編集委員には串田孫一(登山家、哲学者、東京外国語大教授)、尾崎喜八(登山家、詩人)、山口耀久(登山家)、三宅修(山岳写真家)、畦地梅太郎(版画家)、大谷一良(版画家)など錚々たるメンバーであった。
この終刊を惜しむ声は多かった。その中で「アルプ」に発表された作品の生原稿や関連資料を集めて保存、展示しようと考えた篤志家がいた。北海道斜里町の山崎猛氏である。上京して串田氏を訪ね、趣旨を説明し資料収集を要請した。串田氏は山崎氏が本気であることを確かめ、資料を段ボールに詰めて送り始めた。こうして「アルプ」が終刊して6年後に施設が完成した。
前々からこの美術館を訪ねたいと考えていたが今年6月やっと実現した。
「北のアルプ美術館」はJR斜里駅から徒歩20分のところにあった。白樺や七竈が植えられた1900坪という広い土地に建てられていた。もと三井農林の社員寮として使われていたその建物は木造二階建てで、暖房用の四角い煙突が三本並んでいて、一見して「アルプ」美術館にふさわしい建物であると感じた。展示品が多い割に場所がせまいので展示物が密集して並べられ、やや息苦しい感じがした。
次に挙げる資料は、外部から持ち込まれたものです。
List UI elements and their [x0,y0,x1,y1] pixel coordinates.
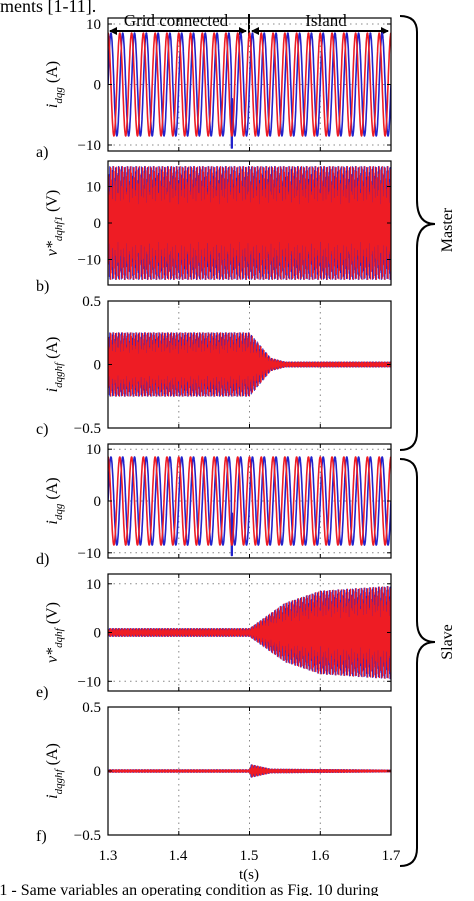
x-tick-label: 1.7 [382,848,401,864]
y-axis-label: idqg (A) [44,61,65,108]
y-tick-label: −10 [78,546,101,562]
grid-connected-label: Grid connected [124,11,229,30]
y-axis-label-unit: (V) [44,190,61,216]
y-axis-label-symbol: i [44,520,61,524]
y-axis-label-subscript: dqg [53,503,65,520]
y-tick-label: 0 [94,78,102,94]
y-tick-label: 10 [86,577,101,593]
x-tick-label: 1.4 [169,848,188,864]
y-axis-label-subscript: dqghf [53,767,65,794]
plot-area [108,165,391,281]
series-line [108,32,391,137]
y-axis-label: idqghf (A) [44,743,65,799]
series-line [108,456,391,557]
master-brace [399,15,436,451]
y-axis-label-symbol: i [44,104,61,108]
panel: 10 0 −10 a) idqg (A) [36,17,392,161]
panel-label: b) [36,278,49,295]
slave-label: Slave [439,624,456,660]
y-axis-label: v*dqhf1 (V) [44,190,65,256]
y-tick-label: 0 [94,764,102,780]
x-tick-label: 1.3 [99,848,118,864]
y-axis-label-subscript: dqghf [53,361,65,388]
series-line [108,32,391,149]
y-axis-label: idqghf (A) [44,337,65,393]
y-tick-label: 10 [86,442,101,458]
y-tick-label: 10 [86,180,101,196]
series-line [108,585,391,680]
y-tick-label: 0.5 [82,700,101,716]
y-axis-label: idqg (A) [44,477,65,524]
series-line [108,332,391,397]
y-tick-label: 0 [94,358,102,374]
y-axis-label-unit: (A) [44,477,61,503]
y-tick-label: −10 [78,674,101,690]
x-tick-label: 1.5 [240,848,259,864]
y-axis-label-unit: (A) [44,743,61,769]
panel: 0.5 0 −0.5 f) idqghf (A) [36,700,392,845]
y-tick-label: 10 [86,17,101,33]
series-line [108,764,391,778]
y-axis-label-subscript: dqg [53,87,65,104]
panels: 100−10a)idqg (A)100−10b)v*dqhf1 (V)0.50−… [36,17,392,845]
island-label: Island [305,11,347,30]
y-tick-label: 0 [94,216,102,232]
plot-area [108,32,391,149]
panel-label: a) [36,144,48,161]
plot-area [108,585,391,680]
panel: 10 0 −10 d) idqg (A) [36,442,392,568]
top-text: ements [1-11]. [0,0,96,16]
panel-label: f) [36,828,47,845]
y-axis-label-unit: (V) [44,602,61,628]
panel-label: d) [36,551,49,568]
series-line [108,456,391,546]
y-axis-label: v*dqhf (V) [44,602,65,663]
panel: 10 0 −10 b) v*dqhf1 (V) [36,160,392,295]
panel: 0.5 0 −0.5 c) idqghf (A) [36,294,392,438]
y-axis-label-unit: (A) [44,337,61,363]
y-axis-label-symbol: i [44,794,61,798]
y-tick-label: −10 [78,253,101,269]
y-tick-label: 0 [94,626,102,642]
panel-label: c) [36,421,48,438]
y-tick-label: −10 [78,138,101,154]
figure-caption: 11 - Same variables an operating conditi… [0,882,378,896]
y-axis-label-symbol: v* [44,241,61,256]
y-axis-label-subscript: dqhf1 [53,216,65,241]
master-label: Master [439,207,456,252]
y-axis-label-subscript: dqhf [53,626,65,648]
x-tick-label: 1.6 [311,848,330,864]
y-tick-label: −0.5 [74,828,101,844]
x-axis-label: t(s) [239,867,259,883]
slave-brace [399,458,436,867]
y-axis-label-symbol: v* [44,648,61,663]
y-tick-label: 0.5 [82,294,101,310]
plot-area [108,764,391,778]
y-axis-label-unit: (A) [44,61,61,87]
panel: 10 0 −10 e) v*dqhf (V) [36,573,392,701]
x-tick-labels: 1.3 1.4 1.5 1.6 1.7 [99,848,401,864]
plot-area [108,332,391,397]
y-tick-label: −0.5 [74,421,101,437]
plot-area [108,456,391,557]
panel-label: e) [36,684,48,701]
y-axis-label-symbol: i [44,388,61,392]
series-line [108,165,391,281]
y-tick-label: 0 [94,494,102,510]
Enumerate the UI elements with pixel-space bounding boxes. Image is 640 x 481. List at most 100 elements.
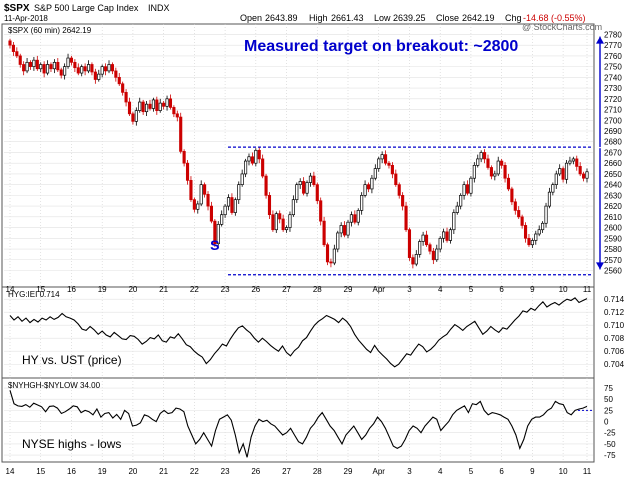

推測するに収蔵品はまだまだあるのだろう。そういうものも展示してほしい。あまり大きな建物はこの美術館の性格とは似合わないかもしれないが、何とか工夫がほしいと思った。来年には串田氏の書斎がそっくり移されてくるとのこと、ますます手狭になるだろう。
このとき鑑賞者は私たち夫婦二人だけで、入場料無料のうえコーヒーまでごちそうになりゆっくり楽しめ充実した気分で外に出た。 (〒099ー41 斜里町朝日町11−2 電話01522―4000)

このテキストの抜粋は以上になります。